Possiamo riassumere il tutto dicendo che il punto centrale è avere il coraggio di mettersi in gioco? Dall’altro lato dello schermo, Beppe mi guarda, annuisce e sorride. È il 29 gennaio e stiamo chiacchierando da circa un’ora su Skype. Doveva essere un’intervista, ma si è trasformata in qualcosa di molto più informale, una chiamata fra amici. Perché l’intervista? Perché Beppe è uno di quei giovani italiani che hanno deciso di buttarsi nella mischia della vita provando a trascorrere un periodo all’estero.
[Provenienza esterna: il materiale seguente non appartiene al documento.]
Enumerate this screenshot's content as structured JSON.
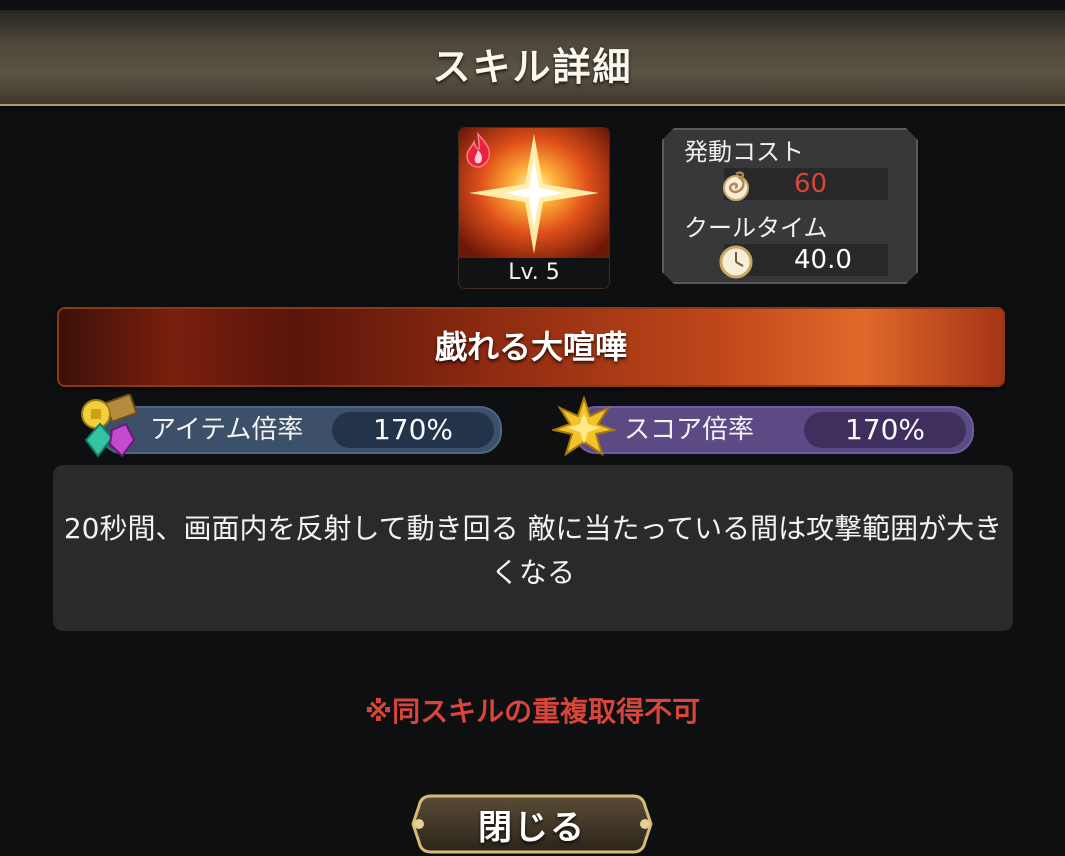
{
  "header": {
    "title": "スキル詳細"
  },
  "skill": {
    "level_label": "Lv. 5",
    "element_icon": "fire-icon",
    "name": "戯れる大喧嘩",
    "description": "20秒間、画面内を反射して動き回る 敵に当たっている間は攻撃範囲が大きくなる"
  },
  "cost_panel": {
    "cost_label": "発動コスト",
    "cost_icon": "swirl-icon",
    "cost_value": "60",
    "cooltime_label": "クールタイム",
    "cooltime_icon": "clock-icon",
    "cooltime_value": "40.0"
  },
  "multipliers": {
    "item": {
      "label": "アイテム倍率",
      "value": "170%",
      "icon": "gems-icon"
    },
    "score": {
      "label": "スコア倍率",
      "value": "170%",
      "icon": "star-icon"
    }
  },
  "warning": "※同スキルの重複取得不可",
  "close_button": {
    "label": "閉じる"
  },
  "colors": {
    "cost_value": "#d8453c",
    "warning": "#d8453c",
    "item_pill": "#3c5069",
    "score_pill": "#5c4a84",
    "gold_frame": "#c9a863"
  }
}
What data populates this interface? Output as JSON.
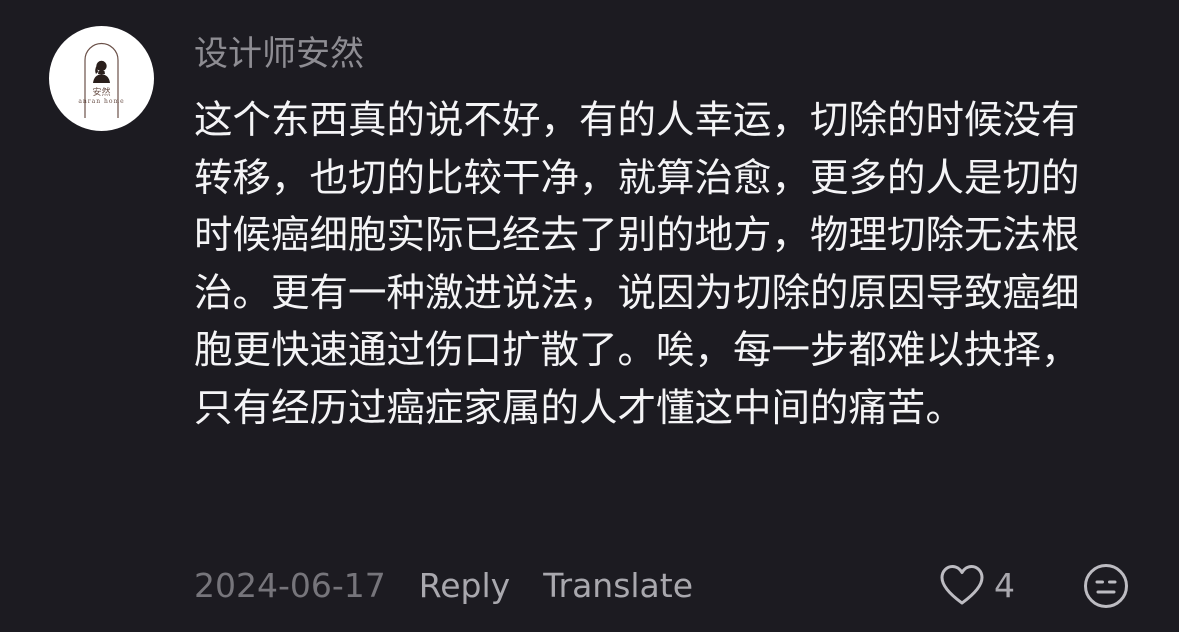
{
  "comment": {
    "avatar": {
      "label_cn": "安然",
      "label_en": "anran home"
    },
    "username": "设计师安然",
    "text": "这个东西真的说不好，有的人幸运，切除的时候没有转移，也切的比较干净，就算治愈，更多的人是切的时候癌细胞实际已经去了别的地方，物理切除无法根治。更有一种激进说法，说因为切除的原因导致癌细胞更快速通过伤口扩散了。唉，每一步都难以抉择，只有经历过癌症家属的人才懂这中间的痛苦。",
    "date": "2024-06-17",
    "reply_label": "Reply",
    "translate_label": "Translate",
    "like_count": "4",
    "like_icon": "heart-outline-icon",
    "dislike_icon": "neutral-face-icon"
  }
}
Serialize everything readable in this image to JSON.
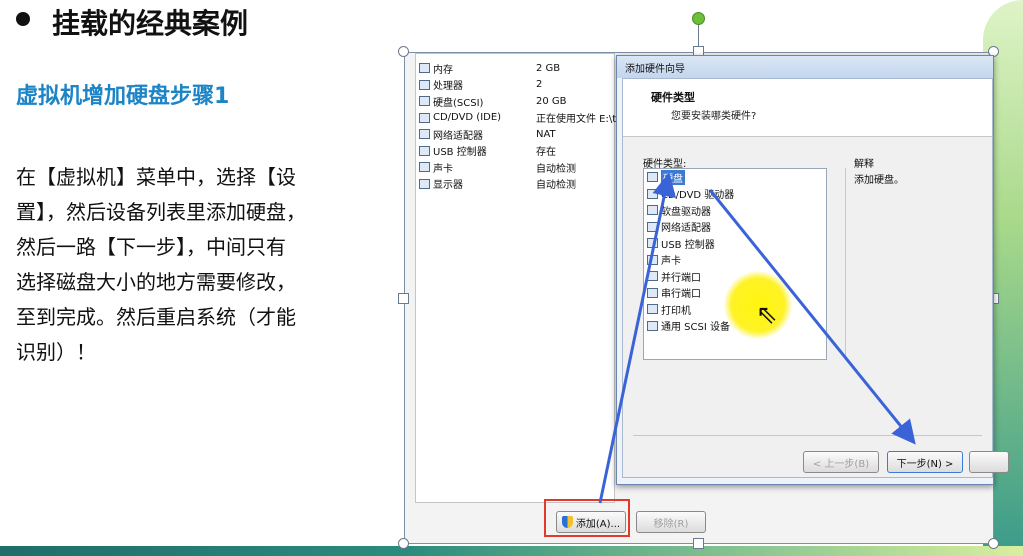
{
  "slide": {
    "title": "挂载的经典案例",
    "subtitle": "虚拟机增加硬盘步骤1",
    "description_lines": [
      "在【虚拟机】菜单中，选择【设",
      "置】，然后设备列表里添加硬盘，",
      "然后一路【下一步】，中间只有",
      "选择磁盘大小的地方需要修改，",
      "至到完成。然后重启系统（才能",
      "识别）！"
    ]
  },
  "settings": {
    "devices": [
      {
        "name": "内存",
        "summary": "2 GB",
        "icon": "memory-icon"
      },
      {
        "name": "处理器",
        "summary": "2",
        "icon": "cpu-icon"
      },
      {
        "name": "硬盘(SCSI)",
        "summary": "20 GB",
        "icon": "harddisk-icon"
      },
      {
        "name": "CD/DVD (IDE)",
        "summary": "正在使用文件 E:\\too",
        "icon": "cd-icon"
      },
      {
        "name": "网络适配器",
        "summary": "NAT",
        "icon": "network-icon"
      },
      {
        "name": "USB 控制器",
        "summary": "存在",
        "icon": "usb-icon"
      },
      {
        "name": "声卡",
        "summary": "自动检测",
        "icon": "sound-icon"
      },
      {
        "name": "显示器",
        "summary": "自动检测",
        "icon": "display-icon"
      }
    ],
    "add_button": "添加(A)...",
    "remove_button": "移除(R)"
  },
  "wizard": {
    "window_title": "添加硬件向导",
    "header_title": "硬件类型",
    "header_subtitle": "您要安装哪类硬件?",
    "list_label": "硬件类型:",
    "items": [
      {
        "name": "硬盘",
        "icon": "harddisk-icon",
        "selected": true
      },
      {
        "name": "CD/DVD 驱动器",
        "icon": "cd-icon",
        "selected": false
      },
      {
        "name": "软盘驱动器",
        "icon": "floppy-icon",
        "selected": false
      },
      {
        "name": "网络适配器",
        "icon": "network-icon",
        "selected": false
      },
      {
        "name": "USB 控制器",
        "icon": "usb-icon",
        "selected": false
      },
      {
        "name": "声卡",
        "icon": "sound-icon",
        "selected": false
      },
      {
        "name": "并行端口",
        "icon": "parallel-port-icon",
        "selected": false
      },
      {
        "name": "串行端口",
        "icon": "serial-port-icon",
        "selected": false
      },
      {
        "name": "打印机",
        "icon": "printer-icon",
        "selected": false
      },
      {
        "name": "通用 SCSI 设备",
        "icon": "scsi-icon",
        "selected": false
      }
    ],
    "explain_label": "解释",
    "explain_text": "添加硬盘。",
    "back_button": "< 上一步(B)",
    "next_button": "下一步(N) >"
  },
  "colors": {
    "subtitle": "#1d84c6",
    "highlight_box": "#e23a2a",
    "arrow": "#3a63d8",
    "selection": "#3d7ad6"
  }
}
Inchiostro alla Spina non poteva lasciarsi sfuggire l’opportunità di dar voce alla sua esperienza.

25 anni, una laurea in Lettere, esperienze nel campo radiofonico e giornalistico, Beppe è partito per l’Olanda il 1° gennaio, mentre era ancora in hangover per i festeggiamenti di Capodanno, come tiene scherzosamente a precisare. Sì, perché la decisione di andare all’estero come aupair (cioè ragazzo alla pari) è stata presa “di pancia”.

Da dove nasce l’idea di andare all’estero come aupair?

In realtà non avevo un’idea precisa. Dopo 8 mesi di blocco lavorativo post laurea e una discussione in famiglia ho detto ma sì, proviamoci! Sapevo solo che volevo andare all’estero. Ho cercato su internet un’opportunità e ho trovato questo sito che gestisce il collocamento alla pari. Mi sono messo in contatto con la famiglia e nel giro di un po’ di tempo era tutto deciso.

Come è stato primo impatto con una nazione straniera?

Non ero mai stato in Olanda e, fra l’altro, sono arrivato in città (a Den Haag, ndr.) alle 17.30, in pieno hangover. Ovviamente mi sono perso (ride) e ho avuto notevoli difficoltà a trovare la casa! L’Olanda è diversa dall’Italia: i trasporti pubblici sono sempre in anticipo (cosa che mi ha creato un po’ di problemi), le persone ti salutano per strada anche se non ti conoscono e parlano tutti inglese, quindi non ci sono grosse difficoltà di comunicazione. Fra l’altro qui si muovono tutti in bicicletta: circola una foto divertente in cui si vedono 250 bici bloccate sulla pista ciclabile. Ecco, quella è l’ora di punta a Den Haag!

Sul tuo blog, LeaveFast, racconti la tua esperienza come ragazzo alla pari: parlaci di come è nato.

Mah, anche quello è nato un po’ per caso. Ho pensato ma sì, un blog di viaggi, ce ne sono tanti, perché no… e premendo invio per sbaglio mentre stavo armeggiando su WordPress è nato il blog. Ecco, a quel punto me lo sono tenuto (sorride divertito).

Il blog esiste in due versioni: italiano e inglese. Come mai?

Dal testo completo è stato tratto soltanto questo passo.